Do Fullers Make Feders Take a Set?

In general you can sort modern feder designs into two categories: without fuller and with fuller. (Note that I am speaking of the modern production feder, which is a different tool serving a different purpose from the historical federschwert.)

Creating a fuller on a sword is typically used to reduce the mass of the sword, while retaining as much stiffness as possible. (You can’t make the blade stiffer by removing weight, however you can make the blade stiffer in relation to its own weight. So it won’t flex as much when you are swinging it around in the air). In a feder the goal is slightly different. Having a fuller allows you to maintain the same blade mass, but push the steel out towards the edges. This makes the edge more durable.

However, in a completely non-intuitive trick of physics, doing this actually makes the sword more likely to take a permanent set. Let’s have a look!

(If you want more background on sword stiffness, I’m already way ahead of you: What makes a sword stiff?)

Section Modulus

If you take something and bend it, you are stretching the ‘top’ and compressing the ‘bottom’. This means that the thicker the object you are bending is, the more the ‘top’ has to stretch. Which means that these regions are under a lot more stress than the center of the object.

At this point I assume you are smart enough to figure out that by ‘top’ I mean in relation to the direction you are bending something. Except you should never assume anything, which is why I am telling you explicitly right now.

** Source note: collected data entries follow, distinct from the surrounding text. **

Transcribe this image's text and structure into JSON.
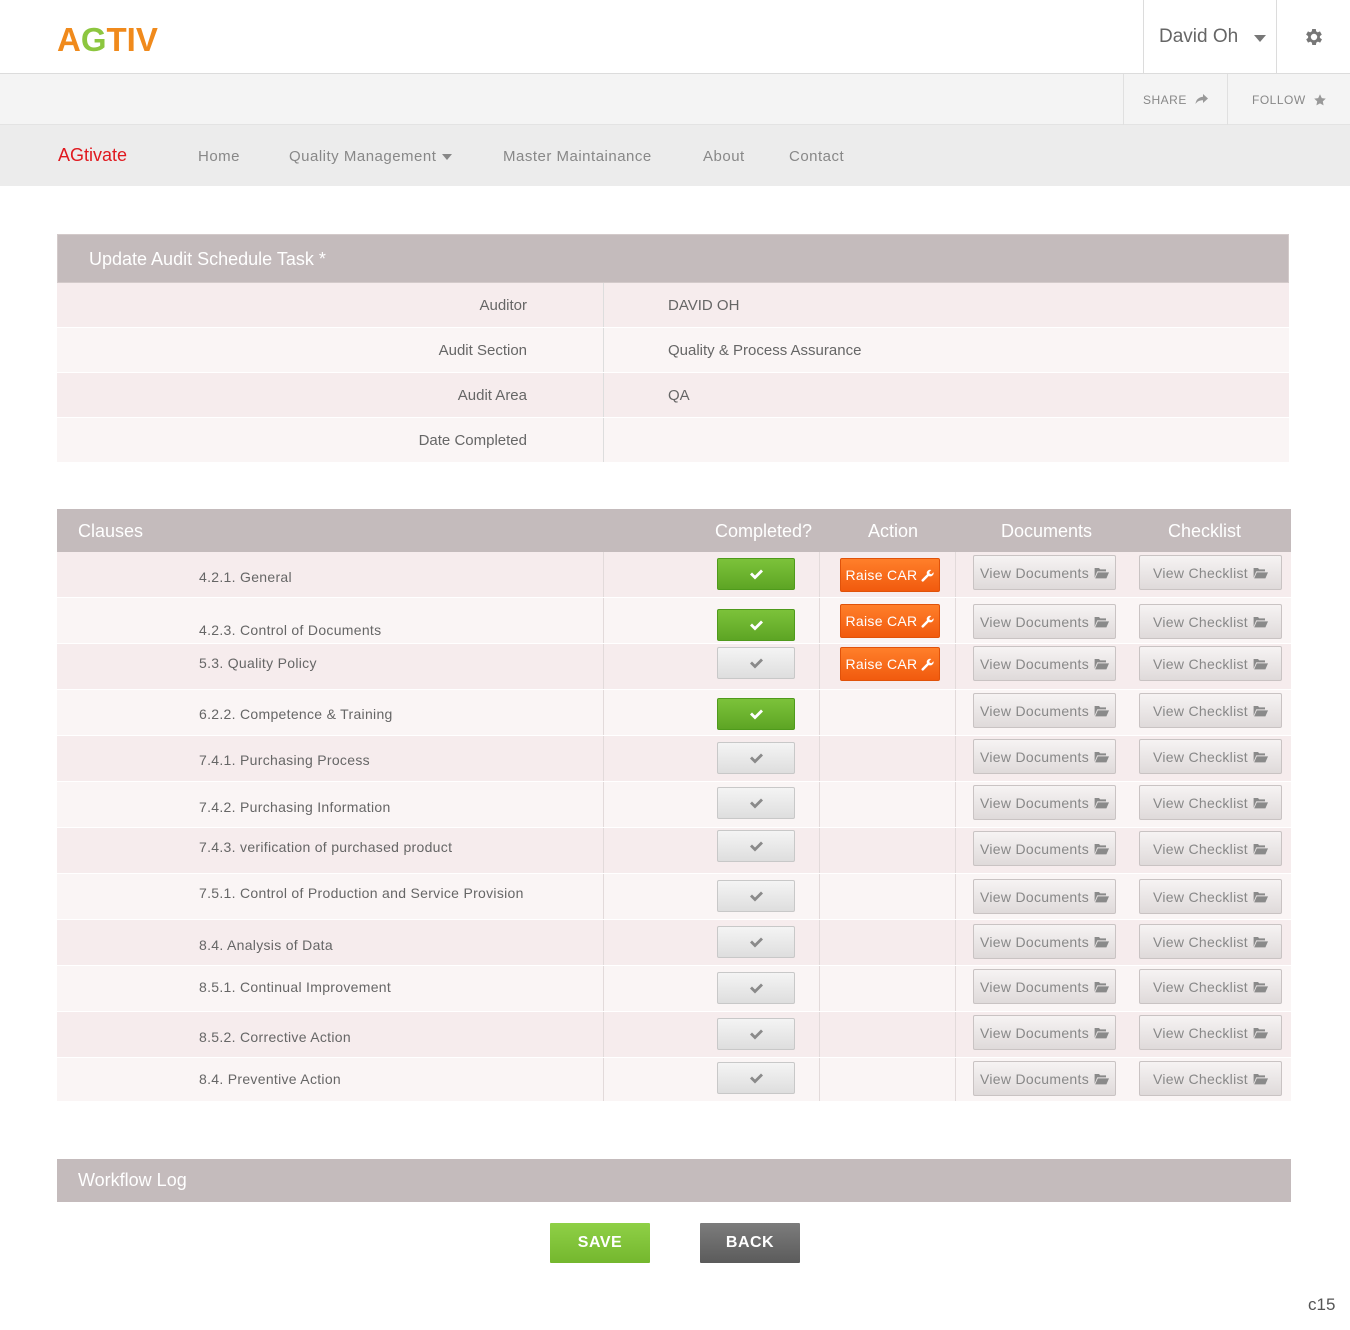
{
  "header": {
    "logo": {
      "part1": "A",
      "part2": "G",
      "part3": "TIV"
    },
    "user_name": "David Oh",
    "icons": {
      "user_menu": "chevron-down-icon",
      "settings": "gear-icon"
    }
  },
  "sharebar": {
    "share_label": "SHARE",
    "follow_label": "FOLLOW",
    "icons": {
      "share": "share-arrow-icon",
      "follow": "star-icon"
    }
  },
  "nav": {
    "brand": "AGtivate",
    "items": [
      "Home",
      "Quality Management",
      "Master Maintainance",
      "About",
      "Contact"
    ]
  },
  "task": {
    "title": "Update Audit Schedule Task *",
    "fields": [
      {
        "label": "Auditor",
        "value": "DAVID OH"
      },
      {
        "label": "Audit Section",
        "value": "Quality & Process Assurance"
      },
      {
        "label": "Audit Area",
        "value": "QA"
      },
      {
        "label": "Date Completed",
        "value": ""
      }
    ]
  },
  "clauses": {
    "headers": {
      "clauses": "Clauses",
      "completed": "Completed?",
      "action": "Action",
      "documents": "Documents",
      "checklist": "Checklist"
    },
    "raise_car_label": "Raise CAR",
    "view_documents_label": "View Documents",
    "view_checklist_label": "View Checklist",
    "rows": [
      {
        "name": "4.2.1. General",
        "completed": true,
        "raise_car": true
      },
      {
        "name": "4.2.3. Control of Documents",
        "completed": true,
        "raise_car": true
      },
      {
        "name": "5.3. Quality Policy",
        "completed": false,
        "raise_car": true
      },
      {
        "name": "6.2.2. Competence & Training",
        "completed": true,
        "raise_car": false
      },
      {
        "name": "7.4.1. Purchasing Process",
        "completed": false,
        "raise_car": false
      },
      {
        "name": "7.4.2. Purchasing Information",
        "completed": false,
        "raise_car": false
      },
      {
        "name": "7.4.3. verification of purchased product",
        "completed": false,
        "raise_car": false
      },
      {
        "name": "7.5.1. Control of Production and  Service Provision",
        "completed": false,
        "raise_car": false
      },
      {
        "name": "8.4. Analysis of Data",
        "completed": false,
        "raise_car": false
      },
      {
        "name": "8.5.1. Continual Improvement",
        "completed": false,
        "raise_car": false
      },
      {
        "name": "8.5.2. Corrective Action",
        "completed": false,
        "raise_car": false
      },
      {
        "name": "8.4. Preventive Action",
        "completed": false,
        "raise_car": false
      }
    ]
  },
  "workflow": {
    "title": "Workflow Log"
  },
  "actions": {
    "save_label": "SAVE",
    "back_label": "BACK"
  },
  "corner_code": "c15",
  "colors": {
    "brand_red": "#e0191f",
    "logo_orange": "#f08a1c",
    "logo_green": "#8cc63f",
    "check_green": "#6bb52f",
    "car_orange": "#f26a1b",
    "panel_head": "#c4bbbc"
  }
}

TL;DR: For the same amount of flex the thicker object will have more internal stress.

It is very true that thicker objects tend to bend less than thinner objects. And if they bend less, shouldn’t that mean that they have less stress? Sort of.

As you would know from reading my other articles on stiffness, an object’s resistance to bending is a function of its cross sectional area. This number is known as the Second Moment of Inertia (or the 2nd Moment of Area, Second Area Moment, or Area Moment of Inertia…). The higher it is, the more an object wants to resist bending. When we take both into account we get our Section Modulus.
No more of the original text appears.